Many, I know, think in their heart that no one can of himself shun the evils enumerated in the Decalogue, because man is born in sins and has therefore no power of himself to shun them. But let such know that any one who thinks in his heart that there is a God, that the Lord is the God of heaven and earth, that the Word is from him and is therefore holy, that there is a heaven and a hell, and that there is a life after death, has the ability to shun these evils. But he who despises these truths and casts them out of his mind, and still more he who denies them, is not able. For how can one who never thinks about God think that anything is a sin against God? And how can one who never thinks about heaven, hell, and the life after death, shun evils as sins? Such a man does not know what sin is.

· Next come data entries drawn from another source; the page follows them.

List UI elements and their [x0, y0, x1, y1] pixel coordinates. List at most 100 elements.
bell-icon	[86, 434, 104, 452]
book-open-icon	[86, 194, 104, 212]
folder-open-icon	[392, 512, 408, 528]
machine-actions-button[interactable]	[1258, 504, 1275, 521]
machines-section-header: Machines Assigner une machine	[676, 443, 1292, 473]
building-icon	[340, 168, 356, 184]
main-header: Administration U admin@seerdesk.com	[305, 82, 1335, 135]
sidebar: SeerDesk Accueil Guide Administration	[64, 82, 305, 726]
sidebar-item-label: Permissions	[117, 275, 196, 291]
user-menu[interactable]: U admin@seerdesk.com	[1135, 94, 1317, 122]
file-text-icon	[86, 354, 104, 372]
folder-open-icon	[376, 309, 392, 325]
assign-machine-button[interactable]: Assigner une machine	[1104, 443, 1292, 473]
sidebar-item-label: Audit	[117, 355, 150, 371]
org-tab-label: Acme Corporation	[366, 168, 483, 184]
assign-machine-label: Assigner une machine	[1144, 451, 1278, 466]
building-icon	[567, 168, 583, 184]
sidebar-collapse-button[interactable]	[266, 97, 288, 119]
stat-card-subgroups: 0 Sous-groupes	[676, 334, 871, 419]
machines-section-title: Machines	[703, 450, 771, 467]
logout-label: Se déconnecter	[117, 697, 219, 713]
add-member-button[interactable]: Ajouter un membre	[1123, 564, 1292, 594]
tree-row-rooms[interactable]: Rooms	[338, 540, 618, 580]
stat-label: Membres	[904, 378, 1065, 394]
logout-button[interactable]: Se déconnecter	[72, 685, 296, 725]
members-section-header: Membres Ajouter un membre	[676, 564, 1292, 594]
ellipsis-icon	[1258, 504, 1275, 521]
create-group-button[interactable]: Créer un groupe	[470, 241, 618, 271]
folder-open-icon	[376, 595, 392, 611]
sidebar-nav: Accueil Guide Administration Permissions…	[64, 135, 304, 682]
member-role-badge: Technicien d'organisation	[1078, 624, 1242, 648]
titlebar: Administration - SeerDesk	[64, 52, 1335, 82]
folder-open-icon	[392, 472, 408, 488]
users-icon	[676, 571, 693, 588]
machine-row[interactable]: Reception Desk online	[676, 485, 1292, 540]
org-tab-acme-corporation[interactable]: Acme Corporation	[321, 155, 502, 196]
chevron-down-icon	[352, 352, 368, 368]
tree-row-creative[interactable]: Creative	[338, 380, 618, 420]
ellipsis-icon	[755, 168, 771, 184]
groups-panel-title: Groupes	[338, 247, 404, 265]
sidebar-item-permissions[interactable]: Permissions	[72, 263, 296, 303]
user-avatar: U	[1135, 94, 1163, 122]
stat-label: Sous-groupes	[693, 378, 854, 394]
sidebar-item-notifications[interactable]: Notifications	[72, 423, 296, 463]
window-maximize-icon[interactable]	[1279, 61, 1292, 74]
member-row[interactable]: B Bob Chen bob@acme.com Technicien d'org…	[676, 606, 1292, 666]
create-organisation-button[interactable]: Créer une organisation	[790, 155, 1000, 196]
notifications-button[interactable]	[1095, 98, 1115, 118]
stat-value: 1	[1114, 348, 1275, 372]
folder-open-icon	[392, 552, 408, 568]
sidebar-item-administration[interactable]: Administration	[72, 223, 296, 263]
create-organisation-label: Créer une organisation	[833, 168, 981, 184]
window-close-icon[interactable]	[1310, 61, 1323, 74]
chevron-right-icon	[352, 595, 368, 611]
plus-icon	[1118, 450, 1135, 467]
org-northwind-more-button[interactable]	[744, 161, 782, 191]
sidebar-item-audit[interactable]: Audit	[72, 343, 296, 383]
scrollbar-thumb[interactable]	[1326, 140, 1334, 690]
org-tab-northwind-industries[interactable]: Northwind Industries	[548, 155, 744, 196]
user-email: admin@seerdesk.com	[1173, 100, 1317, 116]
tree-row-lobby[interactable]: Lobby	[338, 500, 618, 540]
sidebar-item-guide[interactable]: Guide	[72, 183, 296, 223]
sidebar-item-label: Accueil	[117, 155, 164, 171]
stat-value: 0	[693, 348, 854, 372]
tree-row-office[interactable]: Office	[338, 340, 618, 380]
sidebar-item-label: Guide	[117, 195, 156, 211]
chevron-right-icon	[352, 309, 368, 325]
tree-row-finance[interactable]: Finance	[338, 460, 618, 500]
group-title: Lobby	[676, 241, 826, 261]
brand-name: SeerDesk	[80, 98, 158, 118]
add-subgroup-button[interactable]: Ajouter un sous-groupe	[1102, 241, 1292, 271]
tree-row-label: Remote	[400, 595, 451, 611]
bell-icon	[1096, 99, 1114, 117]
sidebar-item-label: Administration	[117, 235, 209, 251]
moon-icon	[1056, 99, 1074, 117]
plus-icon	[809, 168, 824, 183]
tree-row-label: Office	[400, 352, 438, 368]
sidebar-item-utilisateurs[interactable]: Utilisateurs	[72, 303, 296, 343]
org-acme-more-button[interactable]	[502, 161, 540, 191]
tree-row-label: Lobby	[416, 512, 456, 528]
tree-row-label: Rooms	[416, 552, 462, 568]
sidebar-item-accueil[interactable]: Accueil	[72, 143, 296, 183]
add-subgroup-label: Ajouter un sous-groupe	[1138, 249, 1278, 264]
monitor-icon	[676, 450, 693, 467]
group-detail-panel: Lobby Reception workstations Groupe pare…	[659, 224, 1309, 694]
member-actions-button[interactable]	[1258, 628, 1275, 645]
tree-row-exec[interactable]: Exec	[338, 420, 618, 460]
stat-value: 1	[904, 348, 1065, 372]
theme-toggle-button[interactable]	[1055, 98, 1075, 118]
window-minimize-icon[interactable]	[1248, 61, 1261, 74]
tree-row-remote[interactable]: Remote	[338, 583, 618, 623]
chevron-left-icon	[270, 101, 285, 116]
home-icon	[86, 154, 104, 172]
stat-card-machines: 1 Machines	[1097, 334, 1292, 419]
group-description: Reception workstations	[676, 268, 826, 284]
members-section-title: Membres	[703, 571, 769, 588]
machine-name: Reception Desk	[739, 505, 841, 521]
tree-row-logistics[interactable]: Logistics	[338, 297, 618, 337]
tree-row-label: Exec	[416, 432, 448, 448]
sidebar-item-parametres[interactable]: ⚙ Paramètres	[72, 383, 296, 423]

Man is placed in the middle between heaven and hell. Out of heaven goods unceasingly flow in, and out of hell evils unceasingly flow in; and as man is between, he has freedom to think what is good or to think what is evil. This freedom the Lord never takes away from any one, for it belongs to his life, and is the means of his reformation. So far therefore as man from this freedom has the thought and desire to shun evils because they are sins, and prays to the Lord for help, so far does the Lord take them away, and give man the ability to refrain from them as if of himself, and then to shun them.